Pure, pure crap and misdirection.
More from Monbiot
Like others, I have called for renewable power to be used both to replace the electricity produced by fossil fuel and to expand the total supply, displacing the oil used for transport and the gas used for heating fuel. Are we also to demand that it replaces current nuclear capacity? The more work we expect renewables to do, the greater the impact on the landscape will be, and the tougher the task of public persuasion.
But expanding the grid to connect people and industry to rich, distant sources of ambient energy is also rejected by most of the greens who complained about the blog post I wrote last week in which I argued that nuclear remains safer than coal. What they want, they tell me, is something quite different: we should power down and produce our energy locally. Some have even called for the abandonment of the grid. Their bucolic vision sounds lovely, until you read the small print.

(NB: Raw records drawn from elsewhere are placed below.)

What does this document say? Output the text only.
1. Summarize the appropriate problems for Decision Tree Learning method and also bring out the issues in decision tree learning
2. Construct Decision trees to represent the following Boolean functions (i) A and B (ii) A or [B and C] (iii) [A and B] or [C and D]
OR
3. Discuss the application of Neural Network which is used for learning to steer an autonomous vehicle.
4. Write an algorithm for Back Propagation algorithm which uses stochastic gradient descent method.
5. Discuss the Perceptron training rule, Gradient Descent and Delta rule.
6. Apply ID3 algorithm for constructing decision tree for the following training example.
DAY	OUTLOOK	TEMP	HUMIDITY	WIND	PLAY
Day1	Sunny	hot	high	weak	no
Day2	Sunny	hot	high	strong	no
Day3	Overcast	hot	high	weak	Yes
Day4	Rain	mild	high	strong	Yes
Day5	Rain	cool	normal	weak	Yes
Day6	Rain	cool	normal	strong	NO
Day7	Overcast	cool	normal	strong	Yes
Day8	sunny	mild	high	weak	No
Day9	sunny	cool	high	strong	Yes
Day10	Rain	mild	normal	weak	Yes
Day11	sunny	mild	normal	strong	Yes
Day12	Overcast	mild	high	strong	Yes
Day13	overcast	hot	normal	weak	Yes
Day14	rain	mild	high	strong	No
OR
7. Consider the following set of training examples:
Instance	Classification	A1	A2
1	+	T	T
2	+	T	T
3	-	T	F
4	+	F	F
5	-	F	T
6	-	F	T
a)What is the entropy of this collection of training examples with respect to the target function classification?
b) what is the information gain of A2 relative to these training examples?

At high latitudes like ours, most small-scale ambient power production is a dead loss. Generating solar power in the UK involves a spectacular waste of scarce resources. It’s hopelessly inefficient and poorly matched to the pattern of demand. Wind power in populated areas is largely worthless. This is partly because we have built our settlements in sheltered places; partly because turbulence caused by the buildings interferes with the airflow and chews up the mechanism. Micro-hydropower might work for a farmhouse in Wales, but it’s not much use in Birmingham.
And how do we drive our textile mills, brick kilns, blast furnaces and electric railways – not to mention advanced industrial processes? Rooftop solar panels? The moment you consider the demands of the whole economy is the moment at which you fall out of love with local energy production. A national (or, better still, international) grid is the essential prerequisite for a largely renewable energy supply.
Some greens go even further: why waste renewable resources by turning them into electricity? Why not use them to provide energy directly? To answer this question, look at what happened in Britain before the industrial revolution.
The damming and weiring of British rivers for watermills was small-scale, renewable, picturesque and devastating. By blocking the rivers and silting up the spawning beds, they helped bring to an end the gigantic runs of migratory fish that were once among our great natural spectacles and which fed much of Britain – wiping out sturgeon, lampreys and shad, as well as most sea trout and salmon.
Traction was intimately linked with starvation. The more land that was set aside for feeding draft animals for industry and transport, the less was available for feeding humans. It was the 17th-century equivalent of today’s biofuels crisis.
But the energy source to which most economies will revert if they shut down their nuclear plants is not wood, water, wind or sun, but fossil fuel. On every measure (climate change, mining impact, local pollution, industrial injury and death, even radioactive discharges) coal is 100 times worse than nuclear power. Thanks to the expansion of shale gas production, the impacts of natural gas are catching up fast.
The emergency has prompted a rethink of nuclear programmes in other countries is understandable, and the instinctive response of many will now be to condemn nuclear power out of hand.
But to do so would be to miss one of the clearest lessons of Fukushima. It is an old plant: the reactors there are 1960s designs. And that should remind us that it would be unwise to extend the lifespans of vintage plants in order to postpone politically tricky choices about whether to build new, safer ones.
It is also important to remember that Fukushima is not typical of reactor sites around the world. It was shaken by a megaquake that was exceptional even for Japan. In less seismically active regions nuclear plants will not face the same design challenges.
Though the crisis at Fukushima is not over, it is almost certain that the loss of life and destruction caused directly by the earthquake and tsunami will dwarf any harm from the damaged reactors. Advocates of nuclear power might even argue that the ad hoc efforts to avert catastrophe should be considered a success, given that the quake was far more severe than any that these reactors were designed to withstand.
Yet wherever we set the safety bar, we have to accept that there are forces of nature that lie beyond our control, and which can humble even a wealthy, technologically advanced economy with some of the most sophisticated emergency planning anywhere. Natural disasters can unleash more destructive power than any likely nuclear accidents. Over the decades we have probably seen the worst that can happen. The fallout from Chernobyl and the rest is not a pretty sight, but it pales into insignificance compared with the devastation earthquakes and hurricanes inflict.
That’s something worth bearing in mind as we face the fact that rising global temperatures will amplify nature’s ability to cause havoc. We should be nervous at the thought of what may lie in store in decades to come.